Many volcanoes are among the most majestic sights on the planet: Tall and wide, they belch molten rock or plumes of ash that can tower miles high. But there’s another class of volcano that’s much less impressive. These guys are short and squatty. And they burp out bubbles and blobs of mud, water, and gas. What they lack in majesty, though, they make up for in numbers: more than a thousand have been discovered on land, and many others have been found at the bottom of the ocean.
One of the most recently discovered marine examples is the Borealis Mud Volcano. It’s a quarter of a mile deep in the Barents Sea, an extension of the North Atlantic Ocean, between Finland and Greenland. It’s a little more than 20 feet wide and about eight feet high. It’s in a large field of craters and small cones. Like Borealis itself, many of the cones put out plumes of methane gas.
Geologists discovered Borealis during a 2023 research cruise. They studied it in more detail a year later. They suggest that it formed about 18,000 years ago, at the end of the last ice age.
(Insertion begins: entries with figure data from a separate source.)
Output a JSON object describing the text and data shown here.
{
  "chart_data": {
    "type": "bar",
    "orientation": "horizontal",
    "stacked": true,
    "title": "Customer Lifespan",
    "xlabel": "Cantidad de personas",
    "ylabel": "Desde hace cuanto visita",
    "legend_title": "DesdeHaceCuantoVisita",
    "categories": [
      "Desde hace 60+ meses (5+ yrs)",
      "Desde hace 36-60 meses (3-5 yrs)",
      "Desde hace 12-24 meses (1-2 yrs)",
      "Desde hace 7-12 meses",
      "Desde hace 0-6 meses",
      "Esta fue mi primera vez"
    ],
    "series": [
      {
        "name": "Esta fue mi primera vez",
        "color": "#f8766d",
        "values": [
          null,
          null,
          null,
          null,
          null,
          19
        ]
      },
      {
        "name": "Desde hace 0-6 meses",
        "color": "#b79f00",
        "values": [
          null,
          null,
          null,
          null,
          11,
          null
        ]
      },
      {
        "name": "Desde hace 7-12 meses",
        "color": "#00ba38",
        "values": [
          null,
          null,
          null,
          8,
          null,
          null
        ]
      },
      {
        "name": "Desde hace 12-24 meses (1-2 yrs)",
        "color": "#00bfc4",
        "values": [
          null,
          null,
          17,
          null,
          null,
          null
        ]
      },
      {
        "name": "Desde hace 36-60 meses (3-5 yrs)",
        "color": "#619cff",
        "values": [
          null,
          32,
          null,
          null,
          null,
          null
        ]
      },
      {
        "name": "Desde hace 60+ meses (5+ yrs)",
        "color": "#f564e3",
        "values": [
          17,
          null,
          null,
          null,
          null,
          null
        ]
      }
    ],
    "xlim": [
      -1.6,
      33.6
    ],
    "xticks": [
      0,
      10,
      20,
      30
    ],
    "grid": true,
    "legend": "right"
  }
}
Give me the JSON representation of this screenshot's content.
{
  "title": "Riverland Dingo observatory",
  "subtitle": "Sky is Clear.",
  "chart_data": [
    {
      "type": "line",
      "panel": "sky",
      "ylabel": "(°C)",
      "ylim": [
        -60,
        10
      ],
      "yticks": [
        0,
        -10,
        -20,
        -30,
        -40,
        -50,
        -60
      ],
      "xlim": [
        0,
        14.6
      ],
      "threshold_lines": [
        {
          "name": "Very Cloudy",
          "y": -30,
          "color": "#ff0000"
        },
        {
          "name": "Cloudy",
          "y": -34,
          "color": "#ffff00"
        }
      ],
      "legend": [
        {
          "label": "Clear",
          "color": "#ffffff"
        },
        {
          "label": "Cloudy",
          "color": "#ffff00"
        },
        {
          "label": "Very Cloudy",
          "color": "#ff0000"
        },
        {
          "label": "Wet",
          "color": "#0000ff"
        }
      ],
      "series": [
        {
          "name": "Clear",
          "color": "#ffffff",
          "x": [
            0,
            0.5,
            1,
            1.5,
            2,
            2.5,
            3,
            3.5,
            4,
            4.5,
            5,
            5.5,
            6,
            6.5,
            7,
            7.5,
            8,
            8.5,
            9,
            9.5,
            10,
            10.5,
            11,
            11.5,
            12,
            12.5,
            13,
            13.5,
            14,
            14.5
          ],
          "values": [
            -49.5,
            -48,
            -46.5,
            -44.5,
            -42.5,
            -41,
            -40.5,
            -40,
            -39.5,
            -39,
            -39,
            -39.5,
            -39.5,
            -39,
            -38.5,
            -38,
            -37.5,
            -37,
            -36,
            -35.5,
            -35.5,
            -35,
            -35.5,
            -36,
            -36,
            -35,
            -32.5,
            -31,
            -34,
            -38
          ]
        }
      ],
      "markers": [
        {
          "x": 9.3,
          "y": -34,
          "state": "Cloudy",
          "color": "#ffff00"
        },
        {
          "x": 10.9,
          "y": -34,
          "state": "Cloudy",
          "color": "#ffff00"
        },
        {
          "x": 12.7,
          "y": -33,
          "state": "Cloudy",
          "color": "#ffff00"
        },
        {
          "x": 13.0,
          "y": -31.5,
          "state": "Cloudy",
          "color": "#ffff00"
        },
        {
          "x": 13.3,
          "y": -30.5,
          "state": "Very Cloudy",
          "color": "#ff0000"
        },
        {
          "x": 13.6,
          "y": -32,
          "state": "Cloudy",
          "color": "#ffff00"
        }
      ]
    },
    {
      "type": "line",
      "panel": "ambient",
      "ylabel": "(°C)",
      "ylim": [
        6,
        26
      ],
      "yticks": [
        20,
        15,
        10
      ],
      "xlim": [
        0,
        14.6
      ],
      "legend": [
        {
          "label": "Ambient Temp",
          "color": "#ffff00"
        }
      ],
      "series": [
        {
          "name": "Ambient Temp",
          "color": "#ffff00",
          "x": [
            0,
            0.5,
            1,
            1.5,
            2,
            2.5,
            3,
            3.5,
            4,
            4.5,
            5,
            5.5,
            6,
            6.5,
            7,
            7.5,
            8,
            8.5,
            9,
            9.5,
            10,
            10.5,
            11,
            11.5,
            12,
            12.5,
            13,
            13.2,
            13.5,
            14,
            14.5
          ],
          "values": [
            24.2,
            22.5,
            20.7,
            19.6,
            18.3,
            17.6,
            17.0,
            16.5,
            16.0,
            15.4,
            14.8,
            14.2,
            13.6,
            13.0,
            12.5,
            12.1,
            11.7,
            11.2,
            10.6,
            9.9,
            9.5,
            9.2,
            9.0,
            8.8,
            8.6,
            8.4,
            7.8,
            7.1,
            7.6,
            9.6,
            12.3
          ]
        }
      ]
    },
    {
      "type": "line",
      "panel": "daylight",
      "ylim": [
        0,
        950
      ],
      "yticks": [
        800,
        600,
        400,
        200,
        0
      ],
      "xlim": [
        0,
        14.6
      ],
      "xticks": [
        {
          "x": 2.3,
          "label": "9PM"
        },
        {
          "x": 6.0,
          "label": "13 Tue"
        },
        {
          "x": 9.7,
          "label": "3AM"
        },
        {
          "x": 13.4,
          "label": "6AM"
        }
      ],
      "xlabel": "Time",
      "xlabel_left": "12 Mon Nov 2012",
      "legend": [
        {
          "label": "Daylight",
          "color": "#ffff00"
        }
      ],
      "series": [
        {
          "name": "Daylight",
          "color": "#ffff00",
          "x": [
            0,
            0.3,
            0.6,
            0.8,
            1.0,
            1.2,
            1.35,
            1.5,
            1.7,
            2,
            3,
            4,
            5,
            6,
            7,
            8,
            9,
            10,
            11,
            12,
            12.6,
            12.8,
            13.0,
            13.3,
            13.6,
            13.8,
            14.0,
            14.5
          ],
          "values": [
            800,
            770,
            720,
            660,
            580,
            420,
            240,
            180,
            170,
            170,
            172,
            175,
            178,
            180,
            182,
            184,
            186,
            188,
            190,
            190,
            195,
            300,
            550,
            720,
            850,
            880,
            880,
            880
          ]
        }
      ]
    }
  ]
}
During the ice age, what is now the ocean floor was covered by a giant slab of ice. As the ice melted and retreated, the pressure went down and the temperature went up. That allowed a big pocket of methane ice to begin vaporizing. The pressure blew a hole in the sediments above it. Today, the Borealis Mud Volcano continues to belch out methane, mud, and water from below the Barents Sea.